Yayasan Pendidikan Potong Gaji 50 Persen, Guru di Sikka Protes

Maumere, Ekorantt.com – Sejumlah guru di Sekolah Menengah Atas Katolik (SMAK) Santo Petrus Kewapante, Kabupaten Sikka, NTT mengajukan protes atas kebijakan Yayasan Pendidikan Renha Rosari Kewapante-Maumere yang memotong gaji mereka.

Para guru yang sebenarnya menerima gaji sebesar Rp1.200.000 tiap bulan dipotong sebesar 50 % selama 10 bulan dengan alasan Covid-19. Bahkan para guru juga menerima pengurangan gaji oleh pihak yayasan 25 % selama 3 (tiga) bulan berturut-turut pada Maret 2020.

Keputusan yayasan tersebut dinilai memberatkan dan tidak memuaskan. Ketika ditemui oleh awak media pada Minggu (20/06/2021), para guru membeberkan keberatan mereka.

Wenseslaus Purwanto, guru yang mengabdi sejak tahun 2017 menjelaskan bahwa pada Maret 2020, Petrus Kanisius, Ketua Yayasan Renha Rosari menyampaikan kebijakan itu. Ia sendiri mengajukan keberatan atas pengurangan gaji secara sepihak oleh yayasan.
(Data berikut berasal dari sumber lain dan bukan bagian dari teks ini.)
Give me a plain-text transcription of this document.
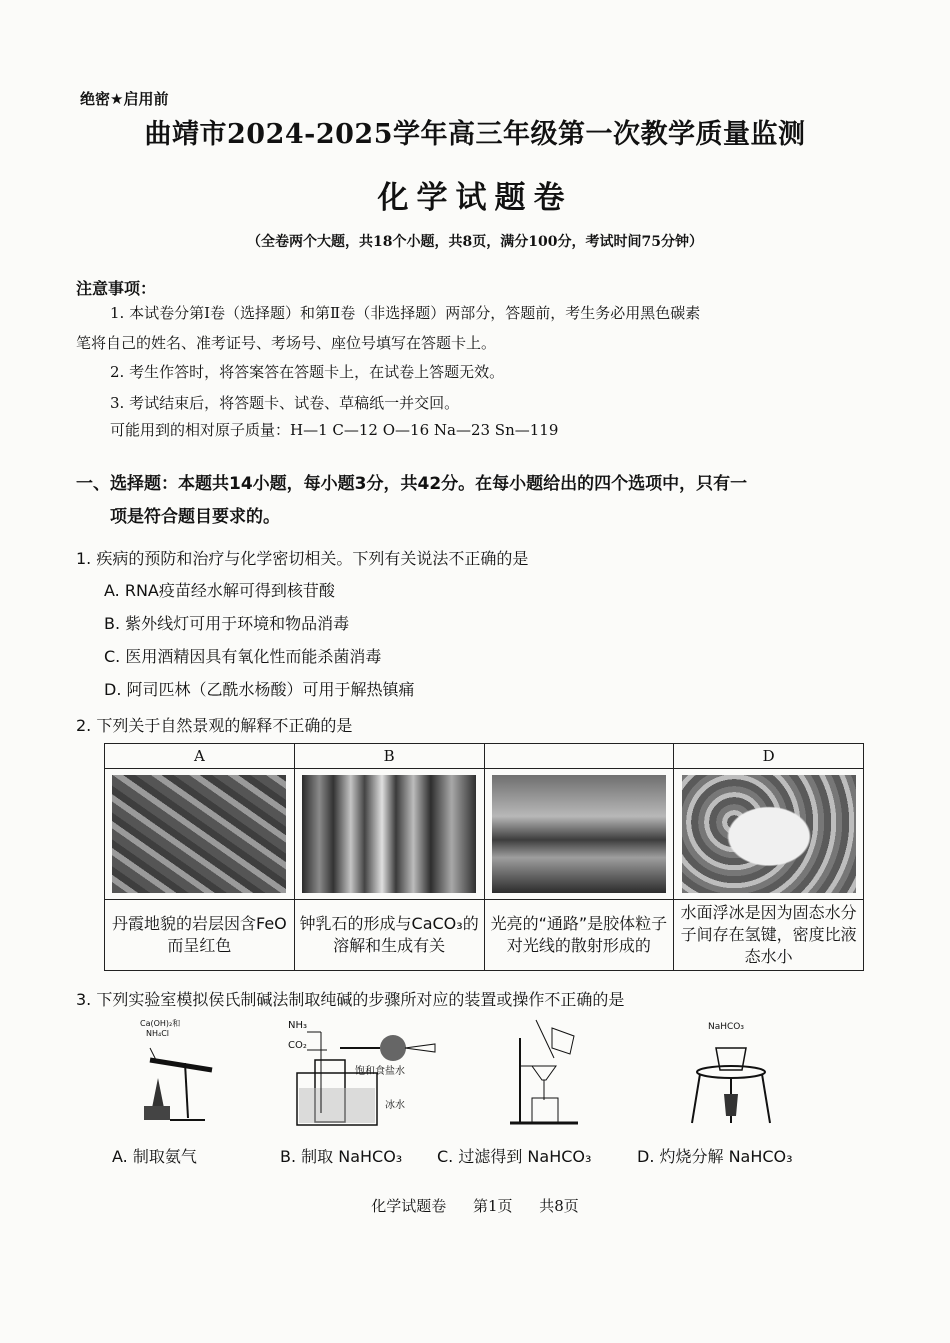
绝密★启用前
曲靖市2024-2025学年高三年级第一次教学质量监测
化学试题卷
（全卷两个大题，共18个小题，共8页，满分100分，考试时间75分钟）
注意事项：
1. 本试卷分第Ⅰ卷（选择题）和第Ⅱ卷（非选择题）两部分，答题前，考生务必用黑色碳素
笔将自己的姓名、准考证号、考场号、座位号填写在答题卡上。
2. 考生作答时，将答案答在答题卡上，在试卷上答题无效。
3. 考试结束后，将答题卡、试卷、草稿纸一并交回。
可能用到的相对原子质量：H—1 C—12 O—16 Na—23 Sn—119
一、选择题：本题共14小题，每小题3分，共42分。在每小题给出的四个选项中，只有一
项是符合题目要求的。
1. 疾病的预防和治疗与化学密切相关。下列有关说法不正确的是
A. RNA疫苗经水解可得到核苷酸
B. 紫外线灯可用于环境和物品消毒
C. 医用酒精因具有氧化性而能杀菌消毒
D. 阿司匹林（乙酰水杨酸）可用于解热镇痛
2. 下列关于自然景观的解释不正确的是
A	B		D

丹霞地貌的岩层因含FeO而呈红色	钟乳石的形成与CaCO₃的溶解和生成有关	光亮的“通路”是胶体粒子对光线的散射形成的	水面浮冰是因为固态水分子间存在氢键，密度比液态水小
3. 下列实验室模拟侯氏制碱法制取纯碱的步骤所对应的装置或操作不正确的是
Ca(OH)₂和
NH₄Cl
NH₃
CO₂
饱和食盐水
冰水
NaHCO₃
A. 制取氨气	B. 制取 NaHCO₃ C. 过滤得到 NaHCO₃	D. 灼烧分解 NaHCO₃
化学试题卷 第1页 共8页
Ia menerangkan, keberatan yang diajukan para guru karena oleh pihak yayasan menyebutkan bahwa kebijakan penurunan 50 % merupakan gaji. Para guru menuntut kebijakan upah atau gaji sebesar 50 % itu merupakan pengurangan di mana sewaktu-waktu saat situasi normal (bebas Covid-19) gaji diberikan kembali secara utuh.

iklan

Namun, pihak yayasan berdalih bahwa pemberian upah 50 % karena faktor Covid-19 yang mengakibatkan pembayaran SPP oleh siswa mandek. Sehingga, kebijakan yayasan (50%) dianggap mutlak sebagai gaji, bukan pengurangan jumlah gaji yang akan dikembalikan.

Akibat pemotongan itu, kata Purwanto, para guru menerima gaji di bawah standar UMP. Sementara uang SPP siswa tidak dipotong.

Baginya, hal ini sangat merugikan. Tak heran kalau para guru terus menuntut agar gaji tidak dipotong dan diberikan secara utuh.

“Para guru tetap tidak terima terhadap putusan tersebut dan mengajukan surat keberatan kepada yayasan tembusan Ketua Pembina Yayasan dan Kepala Kantor Kementerian Agama. Setelah tiga bulan berjalan akhirnya gaji para guru kembali normal 100 %,” kata Purwanto, perwakilan dari 16 guru yayasan lainnya.

Ketua Yayasan Reinha Rosari, Petrus Kanisius sedang menjelaskan kondisi keuangan di lembaga pendidikan akibat Covid-19 (Foto: Yopi/Ekora NTT)

Saat dikonfirmasi, Ketua Yayasan Reinha Rosari, Petrus Kanisius mengatakan bahwa keputusan pengurangan 50 % gaji selama 10 bulan dan pemotongan gaji 25 % selama tiga bulan didasarkan pada kondisi keuangan sekolah.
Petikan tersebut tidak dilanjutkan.